Thanks. Agree with offering this as an option on a per host basis (e.g. I only need this for my SMTP server record). I think the option should imply that ReusePrivateKey = false
As an aside if this is implemented, together with libdns I think we could of offer an integrated DANE/TLSA rotation tool in a single binary (which again means easy inclusion in containers or elsewhere) 🎉
On another note: I've skimmed the DNSSEC article you linked, but it's written in 2015; I'd love to get an opinion on this 10 years later (and there sure are issues, but I'm not sure if DNSSEC as part of a security-mix is particularly bad, but I haven't investigated this in-depth as others, including you, probably have)

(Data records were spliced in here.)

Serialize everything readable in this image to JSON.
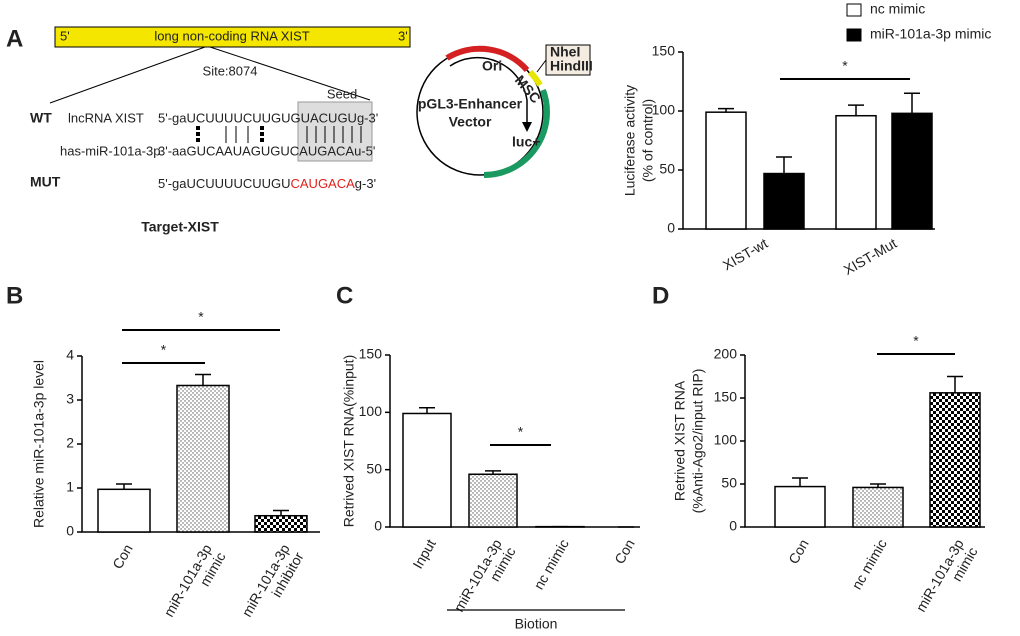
{
  "panel_labels": [
    "A",
    "B",
    "C",
    "D"
  ],
  "diagram": {
    "gene_bar": {
      "five": "5'",
      "label": "long non-coding RNA XIST",
      "three": "3'"
    },
    "site": "Site:8074",
    "seed": "Seed",
    "wt_label": "WT",
    "wt_name": "lncRNA XIST",
    "wt_seq": "5'-gaUCUUUUCUUGUGUACUGUg-3'",
    "mir_name": "has-miR-101a-3p",
    "mir_seq": "3'-aaGUCAAUAGUGUCAUGACAu-5'",
    "mut_label": "MUT",
    "mut_seq": [
      "5'-gaUCUUUUCUUGU",
      "CAUGACA",
      "g-3'"
    ],
    "target": "Target-XIST",
    "plasmid": {
      "name": [
        "pGL3-Enhancer",
        "Vector"
      ],
      "ori": "Ori",
      "msc": "MSC",
      "luc": "luc+",
      "sites": [
        "NheI",
        "HindIII"
      ]
    }
  },
  "chart_data": [
    {
      "type": "bar",
      "y_label": [
        "Luciferase activity",
        "(% of control)"
      ],
      "categories": [
        "XIST-wt",
        "XIST-Mut"
      ],
      "series": [
        {
          "name": "nc mimic",
          "color": "#ffffff",
          "values": [
            99,
            96
          ],
          "errors": [
            3,
            9
          ]
        },
        {
          "name": "miR-101a-3p mimic",
          "color": "#000000",
          "values": [
            47,
            98
          ],
          "errors": [
            14,
            17
          ]
        }
      ],
      "ylim": [
        0,
        150
      ],
      "yticks": [
        0,
        50,
        100,
        150
      ],
      "annotations": [
        "*"
      ],
      "legend": "top"
    },
    {
      "type": "bar",
      "y_label": [
        "Relative miR-101a-3p level"
      ],
      "categories": [
        [
          "Con"
        ],
        [
          "miR-101a-3p",
          "mimic"
        ],
        [
          "miR-101a-3p",
          "inhibitor"
        ]
      ],
      "values": [
        0.97,
        3.33,
        0.37
      ],
      "errors": [
        0.12,
        0.25,
        0.12
      ],
      "bar_patterns": [
        "none",
        "dots",
        "checker"
      ],
      "ylim": [
        0,
        4
      ],
      "yticks": [
        0,
        1,
        2,
        3,
        4
      ],
      "annotations": [
        "*",
        "*"
      ]
    },
    {
      "type": "bar",
      "y_label": [
        "Retrived XIST RNA(%input)"
      ],
      "categories": [
        [
          "Input"
        ],
        [
          "miR-101a-3p",
          "mimic"
        ],
        [
          "nc mimic"
        ],
        [
          "Con"
        ]
      ],
      "values": [
        99,
        46,
        0.3,
        0
      ],
      "errors": [
        5,
        3,
        0,
        0
      ],
      "bar_patterns": [
        "none",
        "dots",
        "none",
        "none"
      ],
      "ylim": [
        0,
        150
      ],
      "yticks": [
        0,
        50,
        100,
        150
      ],
      "annotations": [
        "*"
      ],
      "group_label": "Biotion"
    },
    {
      "type": "bar",
      "y_label": [
        "Retrived XIST RNA",
        "(%Anti-Ago2/input RIP)"
      ],
      "categories": [
        [
          "Con"
        ],
        [
          "nc mimic"
        ],
        [
          "miR-101a-3p",
          "mimic"
        ]
      ],
      "values": [
        47,
        46,
        156
      ],
      "errors": [
        10,
        4,
        19
      ],
      "bar_patterns": [
        "none",
        "dots",
        "checker"
      ],
      "ylim": [
        0,
        200
      ],
      "yticks": [
        0,
        50,
        100,
        150,
        200
      ],
      "annotations": [
        "*"
      ]
    }
  ]
}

One thing I am in favor of is not reusing private keys, so any scaffolding moving us away from key pinning is a win IMO. If what came of this is the ability to generically rotate keys with DNS records then that'd be a huge win for the Internet.
Hello,
I've just found this issue and while I'm not a user of certmagic, I've already finished a project that takes care exactly of this with hooking into certbot and rotating TLSA records gracefully:
https://git.ksol.io/karolyi/daneupdate
I know my tool might not fit your usecase (not written in go), but it could give you ideas as to how to realize such a thing. This project is already doing its thing at a couple places, my webserver being one of them. I don't just use the certs as HTTPS certificates, I use them for SMTPS/IMAPS/POP3S/XMPP and more.
If you want to use the signed certificates with external daemons like I do, this is the way of doing it.